Builder Lennar's Loss Widens

Lennar Corp., the third-largest U.S. home builder, reported a wider second-quarter loss Thursday as sales fell and the Miami company wrote down land it no longer plans to build on.

Stuart Miller, the company's chief executive officer, said the market is not recovering.

Lennar said its net loss for the three months that ended May 31 rose to $125.2 million, from $120.9 million a year earlier.

The per-share loss of 76 cents was unchanged and exceeded the median of 67 cents forecast by analysts in a Bloomberg survey.

Revenue dropped 21%, to $891.9 million.

Lennar reported 38 cents a share in expenses to abandon options on home sites it does not intend to purchase.

Lennar's orders and backlog of homes under contract but not yet sold rose from the previous quarter.

Still, "while we are sensing pent-up demand in the market, rising unemployment, increased foreclosures and tighter credit standards continue to present challenges for the industry," Miller said in a press release.

"This combined with a recent spike in mortgage rates has made it difficult to predict when the market will ultimately turn the corner," Miller said.

Lennar said deliveries of homes rose 47% and new orders rose 67% from the first quarter.

Second-quarter deliveries dropped 18%, to 3,149, from the year-earlier period, while orders slid 19%, to 3,564.

The average sales price fell 8%, to $251,000, and the company offered incentives of about $52,600 per home, versus $48,700 in the year-earlier quarter.

The second-quarter backlog fell 48% from the year-earlier period, to 2,062 homes.

Industrywide, home purchases unexpectedly fell in May as builder discounts failed to keep pace with the foreclosure-driven decline in existing house prices.

Sales dropped 0.6%, to an annual pace of 342,000, the Commerce Department said Wednesday.

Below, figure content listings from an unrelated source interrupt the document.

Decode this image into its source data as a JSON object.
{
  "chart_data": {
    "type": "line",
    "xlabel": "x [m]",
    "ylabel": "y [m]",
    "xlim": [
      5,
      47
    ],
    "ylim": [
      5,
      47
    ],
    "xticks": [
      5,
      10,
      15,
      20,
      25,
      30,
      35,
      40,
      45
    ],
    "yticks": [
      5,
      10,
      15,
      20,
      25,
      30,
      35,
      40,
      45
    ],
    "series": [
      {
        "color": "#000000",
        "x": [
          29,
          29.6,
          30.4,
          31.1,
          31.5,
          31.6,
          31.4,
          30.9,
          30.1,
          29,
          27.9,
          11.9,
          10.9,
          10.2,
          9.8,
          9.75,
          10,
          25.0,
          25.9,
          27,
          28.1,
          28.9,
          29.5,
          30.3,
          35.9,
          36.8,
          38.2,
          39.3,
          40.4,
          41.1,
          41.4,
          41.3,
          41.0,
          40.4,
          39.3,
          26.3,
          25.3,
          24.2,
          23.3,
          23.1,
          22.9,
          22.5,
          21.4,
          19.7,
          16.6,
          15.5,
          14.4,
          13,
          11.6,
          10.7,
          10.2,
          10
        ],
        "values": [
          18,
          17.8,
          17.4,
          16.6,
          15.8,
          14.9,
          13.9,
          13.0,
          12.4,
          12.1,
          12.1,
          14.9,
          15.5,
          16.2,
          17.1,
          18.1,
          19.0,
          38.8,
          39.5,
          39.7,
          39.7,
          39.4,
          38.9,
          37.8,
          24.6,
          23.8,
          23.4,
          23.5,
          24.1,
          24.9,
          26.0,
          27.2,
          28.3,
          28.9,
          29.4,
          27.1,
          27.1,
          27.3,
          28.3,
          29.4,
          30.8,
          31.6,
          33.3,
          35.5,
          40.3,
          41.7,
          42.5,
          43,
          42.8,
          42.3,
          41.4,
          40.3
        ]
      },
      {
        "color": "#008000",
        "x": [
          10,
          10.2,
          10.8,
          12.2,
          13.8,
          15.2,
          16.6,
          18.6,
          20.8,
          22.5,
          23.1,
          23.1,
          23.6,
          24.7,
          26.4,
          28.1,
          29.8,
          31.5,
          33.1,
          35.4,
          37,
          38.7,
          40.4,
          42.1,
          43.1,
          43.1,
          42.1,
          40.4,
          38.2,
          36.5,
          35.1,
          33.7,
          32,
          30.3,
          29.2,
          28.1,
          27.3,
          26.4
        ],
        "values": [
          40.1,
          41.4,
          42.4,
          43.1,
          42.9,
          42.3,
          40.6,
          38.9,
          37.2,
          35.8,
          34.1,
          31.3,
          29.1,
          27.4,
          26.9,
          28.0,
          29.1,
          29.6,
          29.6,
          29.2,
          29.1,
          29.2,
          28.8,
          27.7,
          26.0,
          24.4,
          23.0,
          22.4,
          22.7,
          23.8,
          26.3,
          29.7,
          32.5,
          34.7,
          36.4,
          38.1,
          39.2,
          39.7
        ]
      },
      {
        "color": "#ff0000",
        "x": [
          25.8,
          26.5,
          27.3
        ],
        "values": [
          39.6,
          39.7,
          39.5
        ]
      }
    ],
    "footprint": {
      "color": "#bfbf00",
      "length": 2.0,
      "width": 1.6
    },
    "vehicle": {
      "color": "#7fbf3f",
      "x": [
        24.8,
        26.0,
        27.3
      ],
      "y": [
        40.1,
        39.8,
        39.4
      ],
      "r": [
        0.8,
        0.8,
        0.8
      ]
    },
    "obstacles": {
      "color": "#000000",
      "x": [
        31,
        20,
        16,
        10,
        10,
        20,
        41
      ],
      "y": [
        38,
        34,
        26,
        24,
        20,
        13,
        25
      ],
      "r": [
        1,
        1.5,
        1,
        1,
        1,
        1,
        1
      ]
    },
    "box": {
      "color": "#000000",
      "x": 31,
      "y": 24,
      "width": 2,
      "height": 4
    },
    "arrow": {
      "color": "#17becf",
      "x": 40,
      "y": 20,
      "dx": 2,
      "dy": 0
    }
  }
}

Sales of existing homes climbed 2.4%, driven by a 17% drop in prices, the National Association of Realtors said June 23.

"The high inventory level in the existing home market will continue to create substantial headwinds" for home builders, analysts Anna Torma and Min Zhang of Soleil Securities Group Inc. wrote in a note to investors Wednesday. "We remain cautious on the builders and do not expect fundamentals to stabilize until late 2009," they wrote.

Soleil Securities nonetheless rates Lennar shares "buy."

Builders including Lennar are competing with a glut of repossessed homes up for sale.

Foreclosure filings, including default and auction notices as well as property seizures, climbed 18% in May from a year earlier, according to RealtyTrac Inc. of Irvine, Calif.

The number topped 300,000 for the third consecutive month, with an estimated one in every 398 homes in some stage of foreclosure. Additional U.S. home foreclosures will probably total 6.4 million by mid-2011, and inventories of foreclosed homes awaiting sale will probably peak in mid-2010 at about 2 million properties, JPMorgan Chase & Co. analysts led by John Sim wrote in a June 5 report.

"Home prices will continue to fall in many of Lennar's key housing markets, which will place pressure on the company's profit margins," Standard & Poor's Corp. credit analysts James Fielding and George Skoufis wrote in a June 17 report.

Lennar said it ended the quarter with $1.4 billion in home-building cash and no outstanding borrowing under the company's credit line.